How to test: spin up a remote server next to the region proxy and measure time when connecting directly to the domain (without regional proxy running) and compare with the time when connecting through the proxy (= internal network).

• US (east)-DE: 0.211 ms (32% - 63% speedup)
  • without WG: 0.313783s - 0.562196s (depending how congested the route is)
  • with WG: 0.211686s (quite stable)

Monitoring

• Via Grafana devXY instance (Public dashboard sharing doesn't work right now)
• PSI support must be manually enabled for pressure information through node-exporter
• Node exporter running on each node
  • Dashboard: https://grafana.devxy.io/public-dashboards/c70ae4d237ee4f2687993091cfad7051
  • Upstream source: https://grafana.com/grafana/dashboards/1860-node-exporter-full/
• Postgres exporter running on DB nodes
  • Dashboard: https://grafana.devxy.io/public-dashboards/3f363326408444edb6cfbb98c0a828e5
  • Upstream source: https://grafana.com/grafana/dashboards/9628-postgresql-database/
• HAProxy exporter running on each node
  • Upstream source: https://grafana.com/grafana/dashboards/12693-haproxy-2-full/
• Git:
  • Upstream source: https://grafana.com/grafana/dashboards/17802-gitea-dashbaord/

Discourse

Installation

• oAuth2

• Install plugins

• Backups: Daily to S3

• Install guide

git clone https://github.com/discourse/discourse_docker.git /var/discourse
cd /var/discourse
chmod 700 containers

1. Copy samples/standalone.yml and create containers/app.yml
2. Edit containers/app.yml and comment out ports and default nginx templates
3. Set domain name and configure mail
4. Run /var/discourse/launcher rebuild app

Everything will be bundled in one container named app. Additonal webserver config is required to point to unix@/var/discourse/shared/standalone/nginx.http.sock (socket of bundled discourse nginx)
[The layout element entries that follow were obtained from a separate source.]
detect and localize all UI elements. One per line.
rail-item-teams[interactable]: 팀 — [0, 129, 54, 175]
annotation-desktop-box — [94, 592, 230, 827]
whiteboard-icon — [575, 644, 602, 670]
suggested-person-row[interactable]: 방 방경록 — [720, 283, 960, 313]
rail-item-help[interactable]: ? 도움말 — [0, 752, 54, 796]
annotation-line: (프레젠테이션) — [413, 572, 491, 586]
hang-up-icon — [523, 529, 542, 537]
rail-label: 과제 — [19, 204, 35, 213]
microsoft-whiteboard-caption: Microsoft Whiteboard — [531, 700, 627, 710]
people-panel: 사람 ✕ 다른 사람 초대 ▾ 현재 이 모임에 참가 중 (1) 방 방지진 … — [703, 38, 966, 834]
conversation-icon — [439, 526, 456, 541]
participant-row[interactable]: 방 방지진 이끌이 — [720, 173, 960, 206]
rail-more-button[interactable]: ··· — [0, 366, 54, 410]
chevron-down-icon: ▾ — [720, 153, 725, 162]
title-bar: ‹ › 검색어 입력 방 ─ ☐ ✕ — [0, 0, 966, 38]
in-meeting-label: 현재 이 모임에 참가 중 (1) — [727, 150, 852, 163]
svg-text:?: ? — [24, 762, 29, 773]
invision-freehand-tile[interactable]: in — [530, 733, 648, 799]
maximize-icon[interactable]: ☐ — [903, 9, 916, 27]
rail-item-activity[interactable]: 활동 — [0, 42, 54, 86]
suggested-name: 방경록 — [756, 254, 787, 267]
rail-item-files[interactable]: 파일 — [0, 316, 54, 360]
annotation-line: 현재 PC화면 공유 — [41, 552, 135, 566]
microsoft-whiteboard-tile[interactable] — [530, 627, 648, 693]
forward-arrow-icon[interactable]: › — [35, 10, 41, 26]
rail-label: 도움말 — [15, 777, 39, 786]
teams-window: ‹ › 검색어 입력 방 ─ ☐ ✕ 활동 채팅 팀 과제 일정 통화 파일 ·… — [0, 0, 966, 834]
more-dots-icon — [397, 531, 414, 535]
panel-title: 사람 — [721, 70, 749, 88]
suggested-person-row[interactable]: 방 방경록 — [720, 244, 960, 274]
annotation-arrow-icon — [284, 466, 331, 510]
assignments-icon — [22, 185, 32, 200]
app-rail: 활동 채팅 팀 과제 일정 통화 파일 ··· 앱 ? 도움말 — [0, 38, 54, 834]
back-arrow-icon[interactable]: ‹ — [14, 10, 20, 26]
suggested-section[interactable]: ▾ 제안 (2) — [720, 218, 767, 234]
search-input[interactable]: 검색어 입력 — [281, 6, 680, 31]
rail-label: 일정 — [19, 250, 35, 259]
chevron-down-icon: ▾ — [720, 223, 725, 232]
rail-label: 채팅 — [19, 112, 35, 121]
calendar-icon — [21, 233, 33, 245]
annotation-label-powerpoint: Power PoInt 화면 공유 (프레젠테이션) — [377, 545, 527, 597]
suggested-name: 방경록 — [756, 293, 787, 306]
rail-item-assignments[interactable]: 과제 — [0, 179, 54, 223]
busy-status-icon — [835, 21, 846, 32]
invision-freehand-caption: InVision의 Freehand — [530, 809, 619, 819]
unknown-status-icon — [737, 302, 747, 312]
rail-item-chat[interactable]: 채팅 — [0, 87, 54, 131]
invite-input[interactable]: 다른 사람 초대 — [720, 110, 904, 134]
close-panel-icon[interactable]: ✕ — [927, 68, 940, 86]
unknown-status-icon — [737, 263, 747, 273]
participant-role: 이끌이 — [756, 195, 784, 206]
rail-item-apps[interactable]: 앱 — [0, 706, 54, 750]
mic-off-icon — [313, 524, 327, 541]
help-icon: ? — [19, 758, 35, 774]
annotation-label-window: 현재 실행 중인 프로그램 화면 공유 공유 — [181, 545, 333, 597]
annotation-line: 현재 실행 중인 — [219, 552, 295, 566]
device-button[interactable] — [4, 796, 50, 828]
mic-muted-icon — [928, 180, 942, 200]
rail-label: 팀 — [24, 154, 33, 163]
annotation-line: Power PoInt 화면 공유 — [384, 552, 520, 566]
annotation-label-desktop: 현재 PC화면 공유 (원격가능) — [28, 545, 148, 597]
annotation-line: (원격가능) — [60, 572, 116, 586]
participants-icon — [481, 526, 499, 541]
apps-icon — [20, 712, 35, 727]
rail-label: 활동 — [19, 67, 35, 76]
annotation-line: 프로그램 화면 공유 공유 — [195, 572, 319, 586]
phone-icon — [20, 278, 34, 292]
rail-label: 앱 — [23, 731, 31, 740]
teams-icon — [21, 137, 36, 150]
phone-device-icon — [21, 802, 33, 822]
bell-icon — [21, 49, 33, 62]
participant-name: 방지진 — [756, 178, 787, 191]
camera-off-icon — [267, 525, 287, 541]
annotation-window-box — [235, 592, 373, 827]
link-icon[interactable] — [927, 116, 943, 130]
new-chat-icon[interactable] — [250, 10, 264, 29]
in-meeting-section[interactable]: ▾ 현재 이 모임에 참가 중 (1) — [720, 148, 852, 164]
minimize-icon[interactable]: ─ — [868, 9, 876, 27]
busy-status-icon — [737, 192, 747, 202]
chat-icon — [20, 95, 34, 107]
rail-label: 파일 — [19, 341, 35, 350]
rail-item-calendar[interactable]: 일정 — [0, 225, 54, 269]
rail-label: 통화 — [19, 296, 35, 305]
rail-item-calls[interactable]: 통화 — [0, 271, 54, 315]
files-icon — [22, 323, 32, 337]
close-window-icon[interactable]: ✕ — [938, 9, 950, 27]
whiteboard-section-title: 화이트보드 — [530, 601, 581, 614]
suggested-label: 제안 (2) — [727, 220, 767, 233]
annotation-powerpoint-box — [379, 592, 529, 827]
Alter config in /var/lib/discourse/containers/app.yml. Then run ./launcher rebuild app.

Initially started out with the Bitnami installation. However, sidekiq was not working properly and there is little support for it and a lot for the official one.
Downside: it is a big monolith and one cannot really selectively choose the individual compoments (e.g. PG version or Redis provider). Anyhow, the official one also has some default config tweaks which let the instance feel more smooth.